Strathmill stands on the river Isla in Keith, in a converted corn mill that was turned into a distillery in 1891 and renamed Strathmill in 1895 when W. and A. Gilbey bought it. Gilbey's used the malt as a backbone of the J&B blend, and the distillery passed through IDV and Grand Metropolitan into Diageo's hands, where it remains. Single malt bottlings have always been scarce. Almost the entire output goes into blends, chiefly J&B.
The twelve-year-old Flora and Fauna, released in the early 1990s as part of Diageo's series of bottlings from its quieter distilleries, is to all intents and purposes the only standard single malt Strathmill the public ever sees. Bottled at forty-three per cent, it shows the dry, nutty Speyside style that the distillery's purifiers on the spirit stills are designed to produce, stripping back heavier compounds and leaving a cleaner, lighter spirit.

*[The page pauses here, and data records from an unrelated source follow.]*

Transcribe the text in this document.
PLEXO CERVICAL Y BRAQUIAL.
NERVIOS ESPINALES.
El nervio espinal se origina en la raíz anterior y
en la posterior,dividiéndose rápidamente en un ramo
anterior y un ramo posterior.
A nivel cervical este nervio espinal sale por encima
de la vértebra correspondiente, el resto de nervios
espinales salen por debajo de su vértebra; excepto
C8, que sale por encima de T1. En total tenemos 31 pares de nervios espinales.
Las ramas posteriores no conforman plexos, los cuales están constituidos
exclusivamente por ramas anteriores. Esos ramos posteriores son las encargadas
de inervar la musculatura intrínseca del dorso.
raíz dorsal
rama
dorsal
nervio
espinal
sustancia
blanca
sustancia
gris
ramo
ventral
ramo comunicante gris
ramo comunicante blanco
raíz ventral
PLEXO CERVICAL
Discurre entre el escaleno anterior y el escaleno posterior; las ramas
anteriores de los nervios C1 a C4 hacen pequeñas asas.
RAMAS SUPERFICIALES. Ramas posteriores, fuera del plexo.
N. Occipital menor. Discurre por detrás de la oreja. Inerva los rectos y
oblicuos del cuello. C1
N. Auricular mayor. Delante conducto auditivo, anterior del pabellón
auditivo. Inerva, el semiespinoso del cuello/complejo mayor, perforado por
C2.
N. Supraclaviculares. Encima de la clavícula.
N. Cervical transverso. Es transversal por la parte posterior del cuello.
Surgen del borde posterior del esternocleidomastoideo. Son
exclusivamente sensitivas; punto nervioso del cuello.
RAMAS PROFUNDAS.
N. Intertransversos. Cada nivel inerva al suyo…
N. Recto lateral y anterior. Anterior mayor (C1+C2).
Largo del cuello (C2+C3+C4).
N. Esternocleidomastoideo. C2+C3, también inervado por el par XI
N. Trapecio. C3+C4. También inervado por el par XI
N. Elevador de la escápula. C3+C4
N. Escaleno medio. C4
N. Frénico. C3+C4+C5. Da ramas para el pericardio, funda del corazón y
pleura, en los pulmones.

The result is a whisky that rewards patience rather than enthusiasm. The nose is quiet, the palate dry and a little austere, the finish nutty and peppered rather than sweet. It is the antithesis of the modern sherry-bomb Speysider, and all the better for it.
Among collectors the Flora and Fauna series is increasingly hunted for exactly this reason. They preserve, at honest strength and a sensible price, the working character of distilleries that exist mostly to feed blends, and Strathmill is one of the quieter pleasures of the set.